(2/5, it was ok)
Le narrateur de MERCI (Daniel Pennac, Gallimard, 2004) est un membre du public qui assiste au discours de remerciement prononcé par le personnage principal, un homme à qui on remet un prix pour l’ensemble de son œuvre. Cette adresse, l’objet-même du livre, se veut un collage de remerciements et, surtout, de non-remerciements envers les gens (non nommés) ayant contribué, au fil de son parcours, à l’amener là, sur cette scène.
Considérant le remerciement comme « un genre (littéraire) à part entière », l’honoré (comme il se nomme) y va d’explications sur son raisonnement qui l’amène à ne pas remercier certaines personnes, à ne pas obéir aux règles d’ordonnancement des remerciements, à rejeter les conventions prescrites en telle situation.
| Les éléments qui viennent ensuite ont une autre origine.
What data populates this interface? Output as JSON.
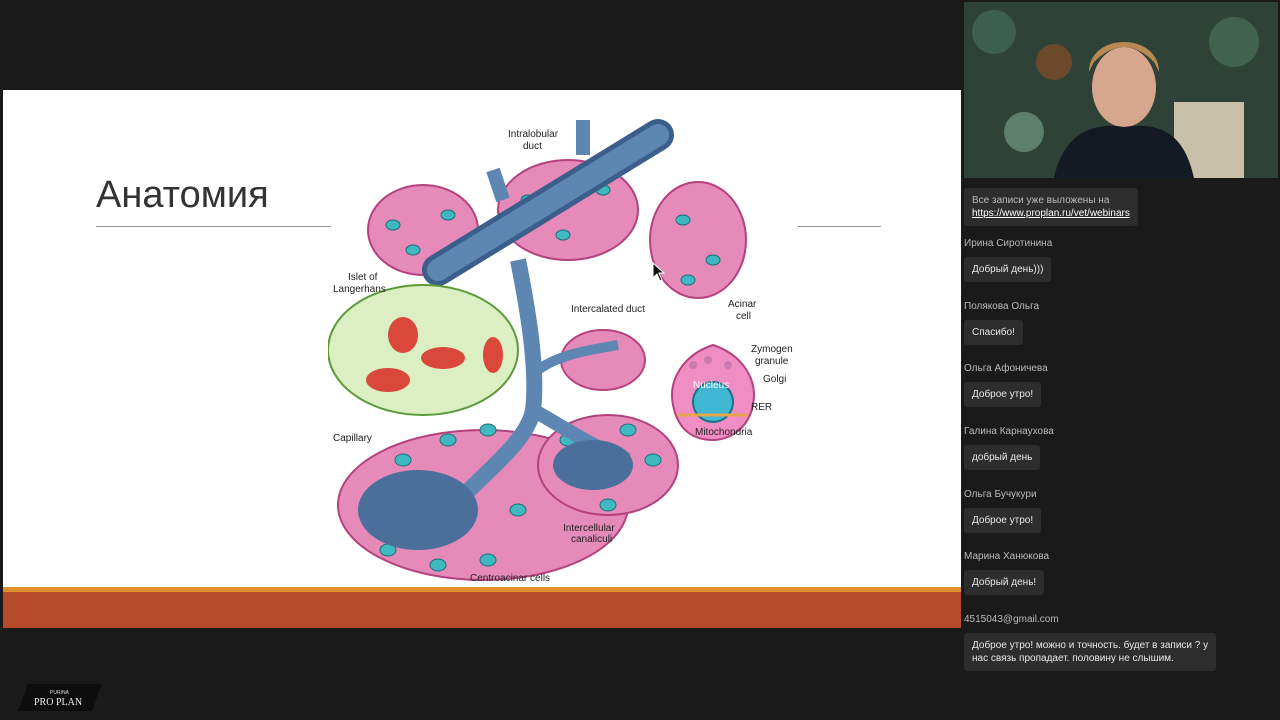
{
  "slide": {
    "title": "Анатомия",
    "labels": {
      "intralobular_duct_1": "Intralobular",
      "intralobular_duct_2": "duct",
      "islet_1": "Islet of",
      "islet_2": "Langerhans",
      "intercalated_duct": "Intercalated duct",
      "acinar_cell_1": "Acinar",
      "acinar_cell_2": "cell",
      "zymogen_1": "Zymogen",
      "zymogen_2": "granule",
      "golgi": "Golgi",
      "nucleus": "Nucleus",
      "rer": "RER",
      "mitochondria": "Mitochondria",
      "capillary": "Capillary",
      "intercellular_1": "Intercellular",
      "intercellular_2": "canaliculi",
      "centroacinar": "Centroacinar cells"
    },
    "colors": {
      "footer_accent": "#e0932d",
      "footer_bar": "#b5492a"
    }
  },
  "chat": {
    "notice": {
      "text": "Все записи уже выложены на",
      "link": "https://www.proplan.ru/vet/webinars"
    },
    "messages": [
      {
        "author": "Ирина Сиротинина",
        "text": "Добрый день)))"
      },
      {
        "author": "Полякова Ольга",
        "text": "Спасибо!"
      },
      {
        "author": "Ольга Афоничева",
        "text": "Доброе утро!"
      },
      {
        "author": "Галина Карнаухова",
        "text": "добрый день"
      },
      {
        "author": "Ольга Бучукури",
        "text": "Доброе утро!"
      },
      {
        "author": "Марина Ханюкова",
        "text": "Добрый день!"
      },
      {
        "author": "4515043@gmail.com",
        "text_line1": "Доброе утро! можно и точность. будет в записи ? у",
        "text_line2": "нас связь пропадает. половину не слышим."
      }
    ]
  },
  "logo": {
    "brand_top": "PURINA",
    "brand": "PRO PLAN"
  }
}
MERCI se veut un texte court, proposé dans une mise en page plutôt clairsemée, qui se lit d’un trait, qui amuse et surprend en première moitié, mais dont l’impact et pour lequel l’intérêt s’étiolent en seconde demie. On voit où il veut en venir et la chute n’est guère remarquable.
Exercice littéraire sûrement truculent à pondre, mais qui devient, une fois digérée la surprise du début, monotone à parcourir et ce, malgré l’indéniable finesse du ton et des mots.